As Trump announces new travel bans and further restricts Palestinians in the West Bank with his bogus “plan of the century,” in the world of citizenship, visas, and permits clearly there is a hierarchy of vulnerability, who gets into which fortress, who is left banging on the doors, who is trapped in an increasingly impoverished ghetto. Having papers is both an opportunity and a marker in our increasingly surveilled world. At the same time, we do know that migration (considered “legal” and/or “illegal”) is part of our human history and is only going to increase with rising temperatures, droughts, water and food shortages, and economic catastrophes. While data shows that refugees, migrants, and asylum seekers largely contribute to and enrich the societies they join, in our Trumpian universe their value and humanity is demeaned and demonized.

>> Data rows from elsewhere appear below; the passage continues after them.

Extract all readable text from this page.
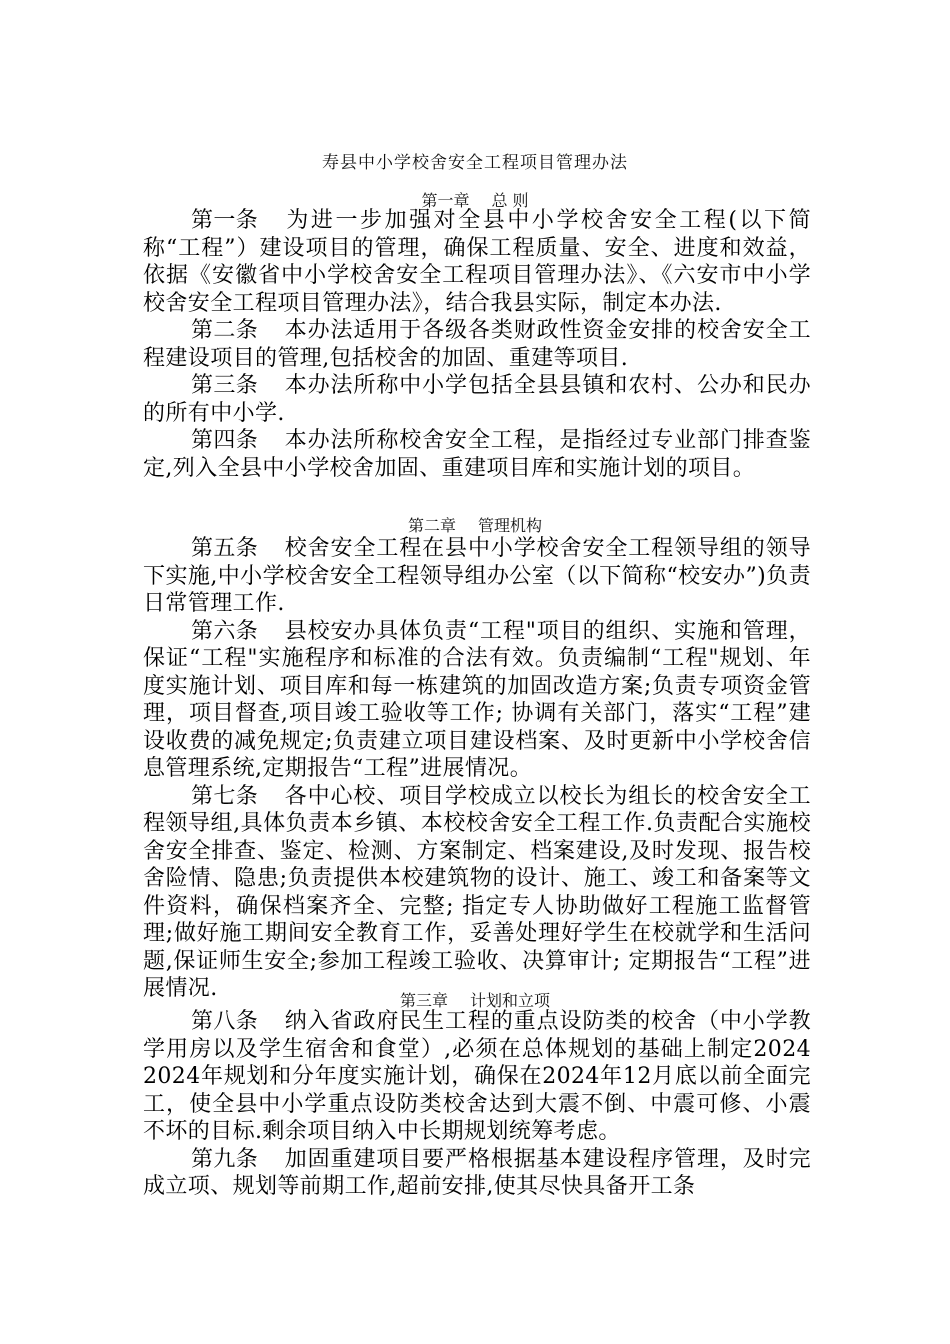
寿县中小学校舍安全工程项目管理办法
第一章 总 则

第一条 为进一步加强对全县中小学校舍安全工程(以下简称“工程”）建设项目的管理，确保工程质量、安全、进度和效益，依据《安徽省中小学校舍安全工程项目管理办法》、《六安市中小学校舍安全工程项目管理办法》，结合我县实际，制定本办法.

第二条 本办法适用于各级各类财政性资金安排的校舍安全工程建设项目的管理,包括校舍的加固、重建等项目.

第三条 本办法所称中小学包括全县县镇和农村、公办和民办的所有中小学.

第四条 本办法所称校舍安全工程，是指经过专业部门排查鉴定,列入全县中小学校舍加固、重建项目库和实施计划的项目。

第二章 管理机构

第五条 校舍安全工程在县中小学校舍安全工程领导组的领导下实施,中小学校舍安全工程领导组办公室（以下简称“校安办”)负责日常管理工作.

第六条 县校安办具体负责“工程"项目的组织、实施和管理，保证“工程"实施程序和标准的合法有效。负责编制“工程"规划、年度实施计划、项目库和每一栋建筑的加固改造方案;负责专项资金管理，项目督查,项目竣工验收等工作; 协调有关部门，落实“工程”建设收费的减免规定;负责建立项目建设档案、及时更新中小学校舍信息管理系统,定期报告“工程”进展情况。

第七条 各中心校、项目学校成立以校长为组长的校舍安全工程领导组,具体负责本乡镇、本校校舍安全工程工作.负责配合实施校舍安全排查、鉴定、检测、方案制定、档案建设,及时发现、报告校舍险情、隐患;负责提供本校建筑物的设计、施工、竣工和备案等文件资料，确保档案齐全、完整; 指定专人协助做好工程施工监督管理;做好施工期间安全教育工作，妥善处理好学生在校就学和生活问题,保证师生安全;参加工程竣工验收、决算审计; 定期报告“工程”进展情况.	第三章 计划和立项

第八条 纳入省政府民生工程的重点设防类的校舍（中小学教学用房以及学生宿舍和食堂）,必须在总体规划的基础上制定2024 2024年规划和分年度实施计划，确保在2024年12月底以前全面完工，使全县中小学重点设防类校舍达到大震不倒、中震可修、小震不坏的目标.剩余项目纳入中长期规划统筹考虑。

第九条 加固重建项目要严格根据基本建设程序管理，及时完成立项、规划等前期工作,超前安排,使其尽快具备开工条
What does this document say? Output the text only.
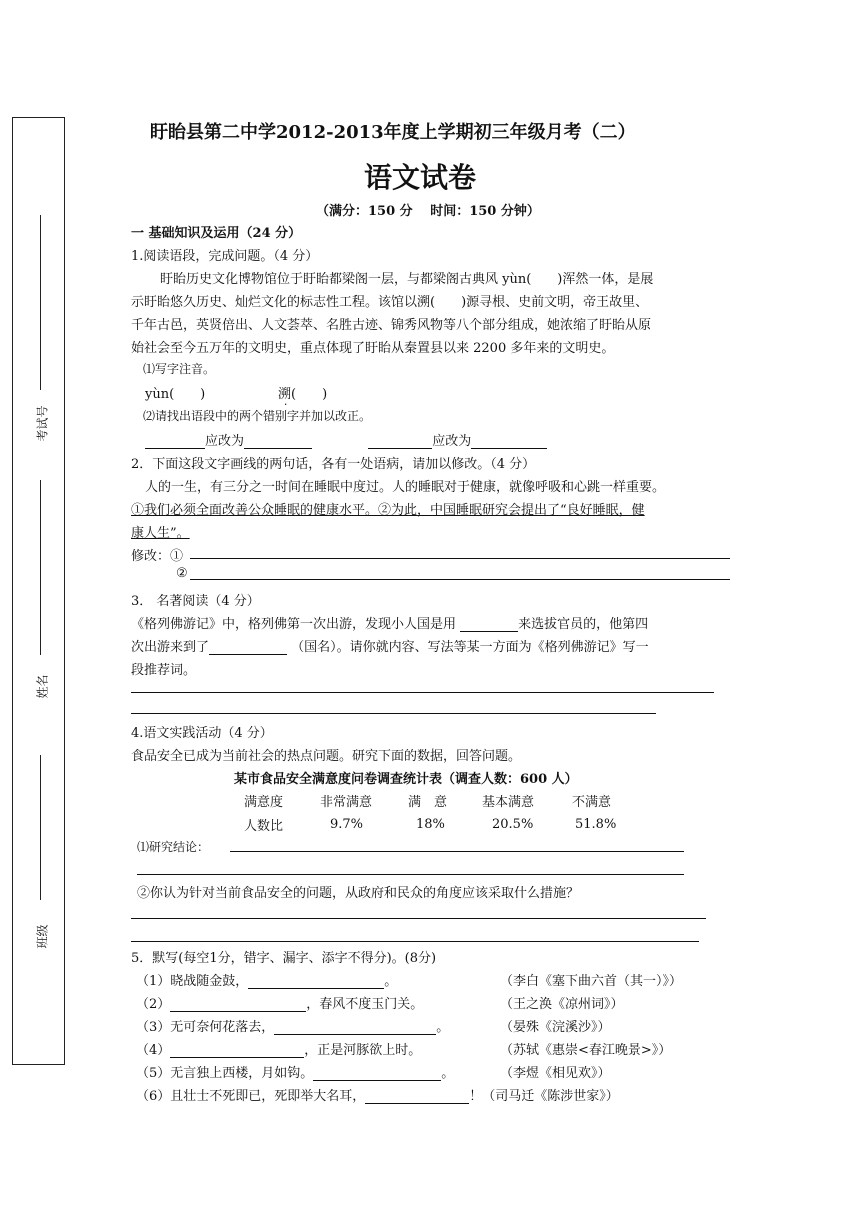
考试号
姓名
班级
盱眙县第二中学2012-2013年度上学期初三年级月考（二）
语文试卷
（满分：150 分　 时间：150 分钟）
一 基础知识及运用（24 分）
1.阅读语段，完成问题。（4 分）
盱眙历史文化博物馆位于盱眙都梁阁一层，与都梁阁古典风 yùn(　　)浑然一体，是展
示盱眙悠久历史、灿烂文化的标志性工程。该馆以溯(　　)源寻根、史前文明，帝王故里、
千年古邑，英贤倍出、人文荟萃、名胜古迹、锦秀风物等八个部分组成，她浓缩了盱眙从原
始社会至今五万年的文明史，重点体现了盱眙从秦置县以来 2200 多年来的文明史。
⑴写字注音。
yùn(　　)	溯(　　)
⑵请找出语段中的两个错别字并加以改正。
应改为	应改为
2．下面这段文字画线的两句话，各有一处语病，请加以修改。（4 分）
人的一生，有三分之一时间在睡眠中度过。人的睡眠对于健康，就像呼吸和心跳一样重要。
①我们必须全面改善公众睡眠的健康水平。②为此，中国睡眠研究会提出了“良好睡眠，健
康人生”。
修改：①
②
3． 名著阅读（4 分）
《格列佛游记》中，格列佛第一次出游，发现小人国是用	来选拔官员的，他第四
次出游来到了	（国名）。请你就内容、写法等某一方面为《格列佛游记》写一
段推荐词。
4.语文实践活动（4 分）
食品安全已成为当前社会的热点问题。研究下面的数据，回答问题。
某市食品安全满意度问卷调查统计表（调查人数：600 人）
满意度	非常满意	满　意	基本满意	不满意
人数比	9.7%	18%	20.5%	51.8%
⑴研究结论：
②你认为针对当前食品安全的问题，从政府和民众的角度应该采取什么措施？
5．默写(每空1分，错字、漏字、添字不得分)。(8分)
（1）晓战随金鼓，	。	（李白《塞下曲六首（其一）》）
（2）	，春风不度玉门关。	（王之涣《凉州词》）
（3）无可奈何花落去，	。	（晏殊《浣溪沙》）
（4）	，正是河豚欲上时。	（苏轼《惠崇<春江晚景>》）
（5）无言独上西楼，月如钩。	。	（李煜《相见欢》）
（6）且壮士不死即已，死即举大名耳，	！（司马迁《陈涉世家》）
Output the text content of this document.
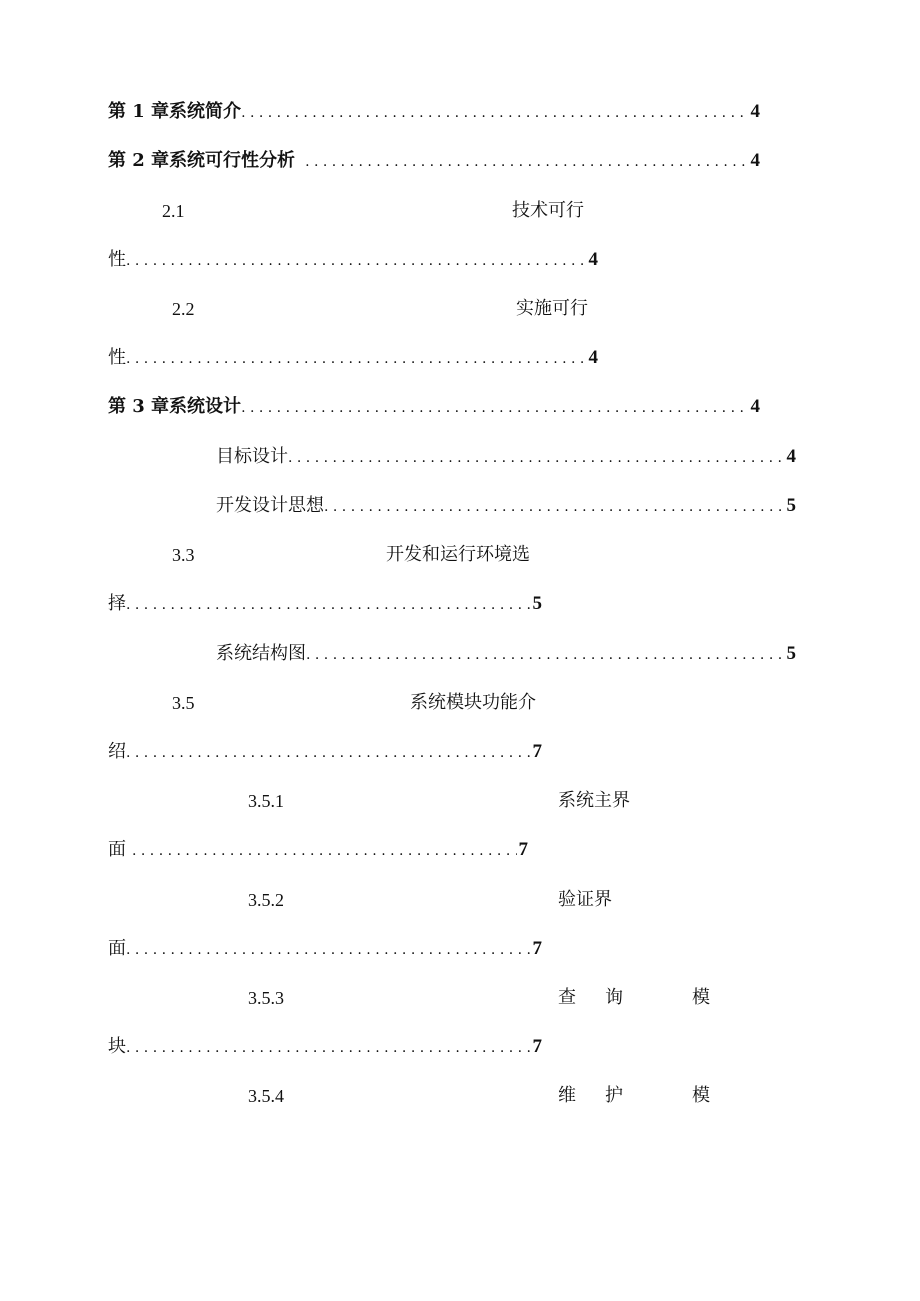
第 1 章系统简介 . . .	4
第 2 章 系统可行性分析 . . .	4
2.1	技术可行
性 . . .	4
2.2	实施可行
性 . . .	4
第 3 章系统设计 . . .	4
目标设计 . . .	4
开发设计思想 . . .	5
3.3	开发和运行环境选
择 . . .	5
系统结构图 . . .	5
3.5	系统模块功能介
绍 . . .	7
3.5.1	系统主界
面 . . .	7
3.5.2	验证界
面 . . .	7
3.5.3	查 询	模
块 . . .	7
3.5.4	维 护	模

Which brings me back to Francisco Cantu. He wrote,

“Possessing freedom of movement frees us from the burden of a migrant identity, frees us from the fear that our lives might become defined by undocumented-ness and pervaded by the constant threat of arrest, deportation, and anonymity.”

On the other hand, having freedom of movement is a privilege that is fraught with modern dangers in the context of ever expanding state and global surveillance. Think about this the next time you wave your passport at some anonymous globally interconnected little box or stand with protesters opposing Trump’s wall, monitored by cameras that have become a “normal” part of our environment. As we examine all these systems of control, we must remember that our first loyalties must be to human life and not to the inhuman institutions that currently dominate the world in which we live.